Oxygen, PEEP, and mechanical ventilatory therapy should be administered to patients in varying amounts and should be removed gradually and independently. The method of determining optimal PEEP, oxygen, and ventilation is not unlike that recommended for many other therapies. Nine years of prospective evaluation have demonstrated the numerous clinical advantages of this technique, and relatively few complications have been associated with it. Reduced FIO2 may promote resistance to atelectasis and allow rapid discontinuation of mechanical ventilation and PEEP. Similarly, optimal levels of PEEP may improve matching of ventilation and perfusion and assist lung mechanics so that FIO2 and mechanical ventilation may be reduced. Minimal mechanical ventilatory support eliminates iatrogenic respiratory alkalosis, and weaning from ventilatory support may be initiated early.
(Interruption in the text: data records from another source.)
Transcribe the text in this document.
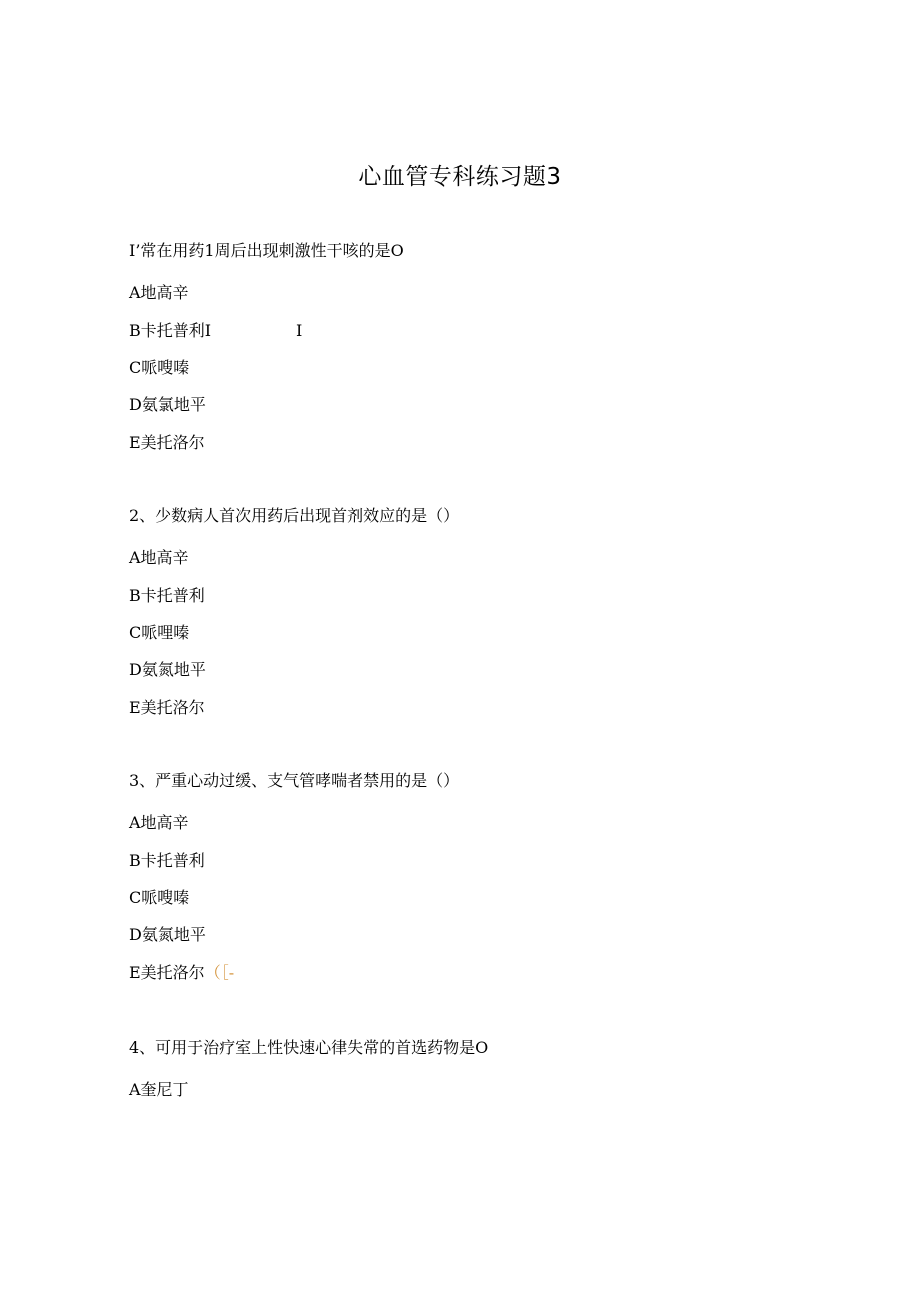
心血管专科练习题3
I’常在用药1周后出现刺激性干咳的是O
A地高辛
B卡托普利I	I
C哌嗖嗪
D氨氯地平
E美托洛尔
2、少数病人首次用药后出现首剂效应的是（）
A地高辛
B卡托普利
C哌哩嗪
D氨氮地平
E美托洛尔
3、严重心动过缓、支气管哮喘者禁用的是（）
A地高辛
B卡托普利
C哌嗖嗪
D氨氮地平
E美托洛尔（［-
4、可用于治疗室上性快速心律失常的首选药物是O
A奎尼丁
This, in turn, minimizes the detrimental effects of mechanical ventilation on acid-base balance and cardiovascular function, as well as lessening barotrauma. We think that this approach has simplified the clinical management of patients with compromised repiratory function and decreased their mortality.

摘要

应根据患者情况给予不同剂量的氧气、呼气末正压通气(PEEP)和机械通气治疗,且应逐渐且分别撤减。确定最佳PEEP、氧气和通气的方法与许多其他治疗方法所推荐的方法并无不同。九年的前瞻性评估已证明了该技术的众多临床优势,且与之相关的并发症相对较少。降低吸入氧浓度(FIO2)可能促进对肺不张的抵抗力,并允许快速停用机械通气和PEEP。同样,最佳水平的PEEP可改善通气与灌注的匹配,并辅助肺力学,从而可降低FIO2和机械通气。最小化机械通气支持可消除医源性呼吸性碱中毒,且可早期开始撤离通气支持。这进而将机械通气对酸碱平衡和心血管功能的有害影响降至最低,并减少气压伤。我们认为这种方法简化了呼吸功能受损患者的临床管理并降低了他们的死亡率。